Medio millón de evacuados y 1,000 casas quemadas es el saldo parcial de los incendios que recorren desde hace tres días el sur de California (oeste de EU), donde el presidente George W. Bush decretó la emergencia para combatir el fuego que cruzó hacia México.
Este martes al menos 14 incendios seguían devastando el sur de California, desde el norte de Los Ángeles hasta San Diego, por donde el fuego atravesó la frontera hacia territorio mexicano.
El presidente George W. Bush declaró la emergencia en California, ordenó desembolsar una ayuda federal y anunció que el mañana viajará al Estado de la costa oeste estadounidense azotado por el fuego.
Hasta ahora una persona murió y más de 20 resultaron heridas por las llamas que estallaron el domingo y rápidamente se expandieron a lo largo de la región aupados por vientos del desierto.
“Aproximadamente 513,000 personas en el condado de San Diego han recibido órdenes obligatorias de evacuación y adicionalmente se ha recomendado a otras 12,000 personas abandonar sus casas” amenazadas por las llamas, indicó la oficina del condado, 200 km al sur de Los Ángeles, fronterizo con México.
En San Diego, el punto más afectado por los fuegos, unos 20,000 damnificados por las llamas amanecieron ayer martes en el estadio Qualcomm, convertido en un gran refugio.
“Agradezco que estemos todos a salvo, no me importa nada más”, dijo Nancy Canfield, que logró escapar del fuego con su familia y refugiarse en el estadio.
Ráfagas fuertes y cambiantes, además de temperaturas particularmente altas para la época atizan los fuegos que devoraron 1,355 km2, provocaron la evacuación de cientos de miles de personas, destruyeron casas de ricos y pobres, y amenazan con sobrepasar la capacidad de los bomberos para controlar una de las peores crisis de incendio en la historia de California.

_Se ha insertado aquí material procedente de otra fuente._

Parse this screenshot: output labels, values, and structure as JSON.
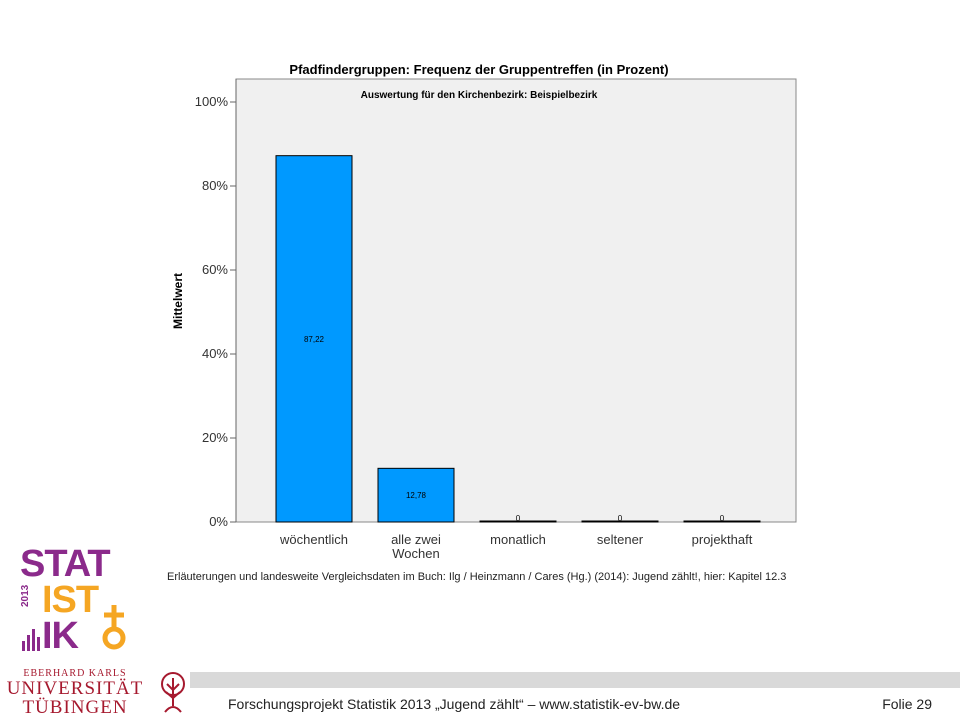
{
  "chart_data": {
    "type": "bar",
    "title": "Pfadfindergruppen: Frequenz der Gruppentreffen (in Prozent)",
    "subtitle": "Auswertung für den Kirchenbezirk: Beispielbezirk",
    "ylabel": "Mittelwert",
    "xlabel": "",
    "categories": [
      "wöchentlich",
      "alle zwei Wochen",
      "monatlich",
      "seltener",
      "projekthaft"
    ],
    "category_lines": [
      [
        "wöchentlich"
      ],
      [
        "alle zwei",
        "Wochen"
      ],
      [
        "monatlich"
      ],
      [
        "seltener"
      ],
      [
        "projekthaft"
      ]
    ],
    "values": [
      87.22,
      12.78,
      0,
      0,
      0
    ],
    "value_labels": [
      "87,22",
      "12,78",
      "0",
      "0",
      "0"
    ],
    "ylim": [
      0,
      100
    ],
    "yticks": [
      0,
      20,
      40,
      60,
      80,
      100
    ],
    "ytick_labels": [
      "0%",
      "20%",
      "40%",
      "60%",
      "80%",
      "100%"
    ],
    "grid": false,
    "colors": {
      "bar": "#0099ff",
      "bar_edge": "#000000",
      "plot_bg": "#f0f0f0"
    }
  },
  "note": "Erläuterungen und landesweite Vergleichsdaten im Buch: Ilg / Heinzmann / Cares (Hg.) (2014): Jugend zählt!, hier: Kapitel 12.3",
  "logo": {
    "stat": "STAT",
    "ist": "IST",
    "ik": "IK",
    "year": "2013",
    "colors": {
      "purple": "#8b2a8b",
      "orange": "#f5a623"
    }
  },
  "university": {
    "line1": "EBERHARD KARLS",
    "line2": "UNIVERSITÄT",
    "line3": "TÜBINGEN",
    "color": "#a6192e"
  },
  "footer": {
    "text": "Forschungsprojekt Statistik 2013 „Jugend zählt“ – www.statistik-ev-bw.de",
    "page": "Folie 29"
  }
}
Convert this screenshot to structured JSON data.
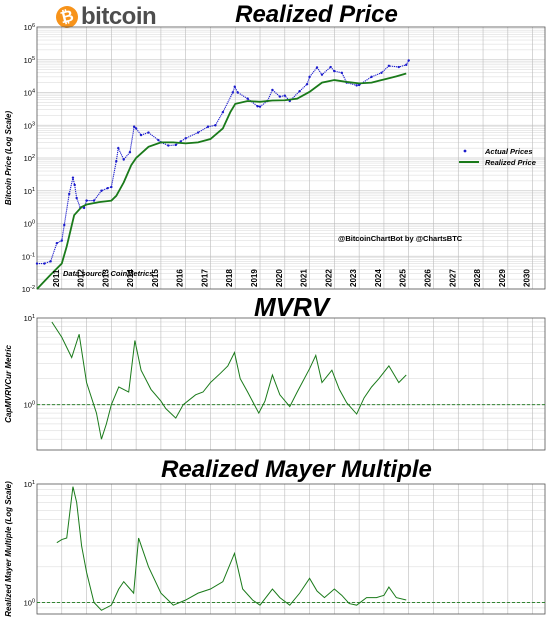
{
  "header": {
    "logo_text": "bitcoin",
    "logo_symbol": "₿"
  },
  "colors": {
    "actual_price": "#1a1acc",
    "realized": "#1a7a1a",
    "grid": "#cccccc",
    "reference_line": "#1a7a1a",
    "logo": "#f7931a"
  },
  "chart_data": [
    {
      "type": "line",
      "title": "Realized Price",
      "ylabel": "Bitcoin Price (Log Scale)",
      "yscale": "log",
      "ylim": [
        0.01,
        1000000
      ],
      "xlim": [
        2010.0,
        2030.5
      ],
      "ytick_labels": [
        "10^-2",
        "10^-1",
        "10^0",
        "10^1",
        "10^2",
        "10^3",
        "10^4",
        "10^5",
        "10^6"
      ],
      "x_ticks": [
        "2011",
        "2012",
        "2013",
        "2014",
        "2015",
        "2016",
        "2017",
        "2018",
        "2019",
        "2020",
        "2021",
        "2022",
        "2023",
        "2024",
        "2025",
        "2026",
        "2027",
        "2028",
        "2029",
        "2030"
      ],
      "legend": {
        "position": "right",
        "entries": [
          "Actual Prices",
          "Realized Price"
        ]
      },
      "annotations": [
        "@BitcoinChartBot by @ChartsBTC",
        "Data source: CoinMetrics"
      ],
      "grid": true,
      "series": [
        {
          "name": "Actual Prices",
          "style": "dots",
          "x": [
            2010.0,
            2010.3,
            2010.55,
            2010.8,
            2011.0,
            2011.1,
            2011.3,
            2011.45,
            2011.52,
            2011.6,
            2011.75,
            2011.9,
            2012.0,
            2012.3,
            2012.6,
            2012.85,
            2013.0,
            2013.2,
            2013.28,
            2013.5,
            2013.75,
            2013.92,
            2014.0,
            2014.2,
            2014.5,
            2014.9,
            2015.0,
            2015.3,
            2015.6,
            2015.8,
            2016.0,
            2016.5,
            2016.9,
            2017.2,
            2017.5,
            2017.9,
            2017.98,
            2018.1,
            2018.5,
            2018.9,
            2019.0,
            2019.3,
            2019.5,
            2019.8,
            2020.0,
            2020.2,
            2020.6,
            2020.9,
            2021.0,
            2021.3,
            2021.5,
            2021.85,
            2022.0,
            2022.3,
            2022.5,
            2022.9,
            2023.0,
            2023.5,
            2023.9,
            2024.2,
            2024.6,
            2024.9,
            2025.0
          ],
          "y": [
            0.06,
            0.06,
            0.07,
            0.25,
            0.3,
            0.9,
            8,
            25,
            15,
            6,
            3,
            3,
            5,
            5,
            10,
            12,
            13,
            80,
            200,
            90,
            150,
            900,
            800,
            500,
            600,
            350,
            300,
            240,
            250,
            320,
            400,
            600,
            900,
            1000,
            2500,
            10000,
            15000,
            10000,
            6500,
            3800,
            3700,
            5500,
            12000,
            7500,
            8000,
            5500,
            11000,
            18000,
            30000,
            58000,
            35000,
            60000,
            45000,
            40000,
            20000,
            16500,
            17000,
            30000,
            40000,
            65000,
            60000,
            70000,
            95000
          ]
        },
        {
          "name": "Realized Price",
          "style": "line",
          "x": [
            2010.0,
            2010.5,
            2011.0,
            2011.2,
            2011.5,
            2011.8,
            2012.0,
            2012.5,
            2013.0,
            2013.2,
            2013.5,
            2013.8,
            2014.0,
            2014.5,
            2015.0,
            2015.5,
            2016.0,
            2016.5,
            2017.0,
            2017.5,
            2017.8,
            2018.0,
            2018.5,
            2019.0,
            2019.5,
            2020.0,
            2020.5,
            2021.0,
            2021.5,
            2022.0,
            2022.5,
            2023.0,
            2023.5,
            2024.0,
            2024.5,
            2024.9
          ],
          "y": [
            0.01,
            0.025,
            0.06,
            0.2,
            1.8,
            3.2,
            3.8,
            4.5,
            5,
            7,
            18,
            60,
            100,
            220,
            300,
            300,
            280,
            300,
            380,
            800,
            2500,
            4500,
            5500,
            5200,
            5700,
            5800,
            6500,
            10500,
            20000,
            24000,
            21000,
            19000,
            20000,
            25000,
            31000,
            38000
          ]
        }
      ]
    },
    {
      "type": "line",
      "title": "MVRV",
      "ylabel": "CapMVRVCur Metric",
      "yscale": "log",
      "ylim": [
        0.3,
        10
      ],
      "xlim": [
        2010.0,
        2030.5
      ],
      "ytick_labels": [
        "10^0",
        "10^1"
      ],
      "reference_line": 1,
      "grid": true,
      "series": [
        {
          "name": "",
          "x": [
            2010.6,
            2011.0,
            2011.4,
            2011.7,
            2012.0,
            2012.4,
            2012.6,
            2012.8,
            2013.0,
            2013.3,
            2013.7,
            2013.95,
            2014.2,
            2014.6,
            2015.0,
            2015.2,
            2015.6,
            2015.9,
            2016.4,
            2016.7,
            2017.0,
            2017.4,
            2017.7,
            2017.97,
            2018.2,
            2018.5,
            2018.95,
            2019.2,
            2019.5,
            2019.8,
            2020.2,
            2020.5,
            2021.0,
            2021.25,
            2021.5,
            2021.9,
            2022.2,
            2022.5,
            2022.9,
            2023.2,
            2023.5,
            2023.8,
            2024.2,
            2024.6,
            2024.9
          ],
          "y": [
            9,
            6,
            3.5,
            6.5,
            1.8,
            0.8,
            0.4,
            0.6,
            1,
            1.6,
            1.4,
            5.5,
            2.5,
            1.5,
            1.1,
            0.9,
            0.7,
            1,
            1.3,
            1.4,
            1.8,
            2.3,
            2.8,
            4,
            2,
            1.4,
            0.8,
            1.1,
            2.2,
            1.3,
            0.95,
            1.4,
            2.6,
            3.7,
            1.8,
            2.5,
            1.5,
            1.05,
            0.78,
            1.2,
            1.6,
            2,
            2.8,
            1.8,
            2.2
          ]
        }
      ]
    },
    {
      "type": "line",
      "title": "Realized Mayer Multiple",
      "ylabel": "Realized Mayer Multiple (Log Scale)",
      "yscale": "log",
      "ylim": [
        0.8,
        10
      ],
      "xlim": [
        2010.0,
        2030.5
      ],
      "ytick_labels": [
        "10^0",
        "10^1"
      ],
      "reference_line": 1,
      "grid": true,
      "series": [
        {
          "name": "",
          "x": [
            2010.8,
            2011.0,
            2011.2,
            2011.45,
            2011.6,
            2011.8,
            2012.0,
            2012.3,
            2012.6,
            2013.0,
            2013.3,
            2013.5,
            2013.9,
            2014.1,
            2014.5,
            2015.0,
            2015.5,
            2016.0,
            2016.5,
            2017.0,
            2017.5,
            2017.97,
            2018.3,
            2018.7,
            2019.0,
            2019.5,
            2019.8,
            2020.2,
            2020.6,
            2021.0,
            2021.3,
            2021.6,
            2022.0,
            2022.3,
            2022.6,
            2022.9,
            2023.3,
            2023.7,
            2024.0,
            2024.2,
            2024.5,
            2024.9
          ],
          "y": [
            3.2,
            3.4,
            3.5,
            9.5,
            7,
            3,
            1.8,
            1,
            0.86,
            0.95,
            1.3,
            1.5,
            1.2,
            3.5,
            2,
            1.2,
            0.95,
            1.05,
            1.2,
            1.3,
            1.5,
            2.6,
            1.3,
            1.05,
            0.95,
            1.3,
            1.1,
            0.95,
            1.2,
            1.6,
            1.25,
            1.1,
            1.3,
            1.15,
            0.98,
            0.95,
            1.1,
            1.1,
            1.15,
            1.35,
            1.1,
            1.05
          ]
        }
      ]
    }
  ]
}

Algunos incendios son tan extensos que se pueden apreciar desde el espacio, y el humo es tan denso que los radares meteorológicos los confunden con nubes.
Miles de bomberos están batallando contra el fuego en 90 helicópteros y aviones cisterna, entre ellos un DC-10 modificado. El Pentágono ordenó también poner a disposición de las tareas de evacuación a 550 marines.
Ayer martes en la tarde miles de personas fueron evacuadas a 50 km al norte de Los Ángeles, en una región montañosa donde 30,000 hectáreas fueron arrasadas por dos incendios.
Otro fuego espectacular destruyó al menos 160 residencias en la zona montañosa de San Bernardino, al este de Los Ángeles, donde casas suntuosas esparcidas en lo alto de parajes de ensueño están a punto de ser consumidas por las llamas como en Running Springs, según muestran las imágenes de televisoras locales.
“No nos movemos de aquí porque quiero estar segura de que mi casa esté a salvo”, dijo Dearlen Reid a la AFP, en el exclusivo balneario de Malibú, al borde del Pacífico y al oeste de Los Ángeles. La mujer de 74 años acampaba con su automóvil en un estacionamiento de la costa, y veía hacia las colinas el curso del incendio aferrada a cajas de fotos de familiares, vestidos de novia --el de ella y el de su madre-- y joyas. “Los incendios que están barriendo el sur de California son un tormenta perfecta”, dijo el supervisor del condado de Los Ángeles, Zev Yaroslavsky.
“El departamento de bomberos y las fuerzas de seguridad están sobrepasadas porque hay demasiados incendios propagándose. Los vientos son erráticos e impredecibles, no se puede decir hacia dónde se moverán los fuegos ni cuándo”, apuntó.
El jefe de los bomberos en Los Ángeles, Michael Freeman, dijo que esperaban la ayuda de los cuerpos del norte de California, Arizona y Nevada.
A finales de 2003, al menos 22 personas murieron en California donde otra tormenta de fuego redujo a cenizas 3,000 casas y unos 3,000 km2.